Oregon Supreme Court heard arguments at 9:00 this morning (assuming that the snowfall didn't disrupt the schedule).
On review, the issue is:
Did the Court of Appeals err in concluding that the "Arts Tax" is not a poll or head tax under Article IX, section 1a, of the Oregon Constitution?
Previous rulings declared that the "Arts Tax" is not an unconstitutional head tax because there are limited exceptions: if a person doesn't make $1000 per year, that person does not have to pay. Nor does one have to pay if he or she is under 18, or if his or her income is from a pension derived as a retired public employee.
The rulings ignore the fact that, prior to the head tax being banned in the state Constitution, head taxes included limited exceptions; in the pre-1910 era here, all people other than males between the ages of 21 and 50 were exempt from requirements to pay the head tax - and this was banned in the Constitutional amendment that disallowed head taxes in the state.

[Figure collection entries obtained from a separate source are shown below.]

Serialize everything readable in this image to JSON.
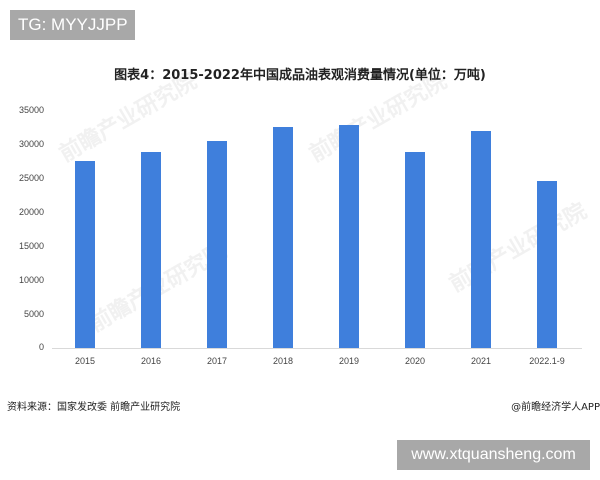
{
  "badge_top": "TG: MYYJJPP",
  "badge_bottom": "www.xtquansheng.com",
  "title": "图表4：2015-2022年中国成品油表观消费量情况(单位：万吨)",
  "source": "资料来源：国家发改委 前瞻产业研究院",
  "credit": "@前瞻经济学人APP",
  "watermark": "前瞻产业研究院",
  "y_ticks": [
    "35000",
    "30000",
    "25000",
    "20000",
    "15000",
    "10000",
    "5000",
    "0"
  ],
  "x_labels": [
    "2015",
    "2016",
    "2017",
    "2018",
    "2019",
    "2020",
    "2021",
    "2022.1-9"
  ],
  "bar_color": "#3f7fdc",
  "chart_data": {
    "type": "bar",
    "title": "图表4：2015-2022年中国成品油表观消费量情况(单位：万吨)",
    "categories": [
      "2015",
      "2016",
      "2017",
      "2018",
      "2019",
      "2020",
      "2021",
      "2022.1-9"
    ],
    "values": [
      27600,
      28950,
      30600,
      32600,
      32900,
      28950,
      32000,
      24700
    ],
    "xlabel": "",
    "ylabel": "万吨",
    "ylim": [
      0,
      35000
    ],
    "yticks": [
      0,
      5000,
      10000,
      15000,
      20000,
      25000,
      30000,
      35000
    ],
    "grid": false,
    "legend": null,
    "source": "资料来源：国家发改委 前瞻产业研究院"
  }
}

Up next, in all probability: the Fishing Tax. Heck, since they figure that they can tax you to support "Arts" that don't interest you, why not tax you to support other hobbies that don't interest you? In the Fishing Tax, some 65-70% of the money would be used to teach children fly-tying, fly-fishing, proper handling, etc., and would also support the purchase of fishing licenses for the underprivileged. 10% of revenue generated would be needed for administration, as is currently the case with their "Arts Tax", and the remaining funds could be allocated to deserving groups such as Northwest Steelheaders and the Columbia River gillnetters.
That's exactly the way the "Arts Tax" monies are allocated: 65-70% goes to teach kids how to make "suncatchers" and other cool but useless stuff, 10% goes to administration, and the rest goes to the Regional Arts Council, which provides funding for projects such as the pile of rusted metal on the east end of the Hawthorne Bridge, as well as to impoverished arts programs such as Oregon Symphony and Oregon Ballet. And you know how often you visit those venues.